Sensing that he could not hold the ban in place through sheer force of will, Oglethorpe sought and received Parliamentary backing when the House of Commons passed legislation codifying the prohibition on slavery in Georgia in 1735.

==Resistance==
The fiercest opponents of the Georgia Experiment were a group known as the Malcontents, led by Patrick Tailfer and Thomas Stephens. Unlike those rescued from the English debtors' prison for the colonial proprietors, the Malcontents were overwhelmingly Scottish and received no financial assistance from the trustees to aid their relocation to Georgia. Stephens and Tailfer organized numerous publications and letter-writing campaigns, the most prominent of which netted some 121 signatures in 1738. When Oglethorpe and the trustees proved recalcitrant in the face of this public pressure, the Malcontents lobbied the House of Commons directly, including junkets by the leadership to London. However, Parliament was unmoved by their arguments so long as Spain remained a military threat to the British colonies.

==Repeal==
In 1742, Oglethorpe won a resounding victory over the Spanish in the Battle of Bloody Marsh, effectively ending Spanish expansionism in North America. It was Oglethorpe's greatest military victory that sealed the fate of his prized Georgia Experiment, as the removal of the Spanish threats substantially decreased incentive for the House of Commons to continue the increasingly unpopular ban on slavery. By 1750, the trustees acquiesced to Georgia's demand for slave labor and in that year Parliament revised the act of 1735 to allow slavery as of January 1, 1751.

==Aftermath==
Once the Georgia experiment was formally abandoned, the colony quickly caught up to the regional neighbors in the acquisition of slaves. A decade after the repeal, Georgia boasted one slave for every two free persons, and slaves made up about one-half of the colony's population on the eve of the American Revolution. By virtue of increased production of staple products (particularly rice and indigo) as a result of the importation of slave labor, Georgia had the economic luxury to support a dramatically growing population: between 1751 and 1776, the colony's population increased more than tenfold, to a total of about 33,000 (including 15,000 slaves).

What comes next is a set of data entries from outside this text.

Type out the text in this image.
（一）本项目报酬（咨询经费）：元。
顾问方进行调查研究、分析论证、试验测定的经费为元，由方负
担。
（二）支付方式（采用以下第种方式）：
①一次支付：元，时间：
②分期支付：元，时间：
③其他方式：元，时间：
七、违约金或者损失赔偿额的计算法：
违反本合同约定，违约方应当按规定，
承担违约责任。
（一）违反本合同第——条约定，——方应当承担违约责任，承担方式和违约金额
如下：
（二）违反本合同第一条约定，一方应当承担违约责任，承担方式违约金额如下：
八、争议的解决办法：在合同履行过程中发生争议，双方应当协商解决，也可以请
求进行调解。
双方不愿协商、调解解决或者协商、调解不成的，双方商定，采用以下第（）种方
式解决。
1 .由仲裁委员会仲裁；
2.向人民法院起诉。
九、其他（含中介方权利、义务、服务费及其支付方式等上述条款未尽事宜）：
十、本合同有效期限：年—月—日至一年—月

However, not all white Georgians were unambiguous beneficiaries. Low-skilled white labor and white artisans commanded drastically reduced wages due to the competition of slave labor. The growing chasm between the ascendant planter class and a large contingent of small farmers, independent artisans, and unskilled white laborers sharply factionalized the colony both before and during the Revolutionary War. Georgia's lackluster performance in the war effort has been linked to the uncertain leadership of this comparatively new and rootless aristocracy.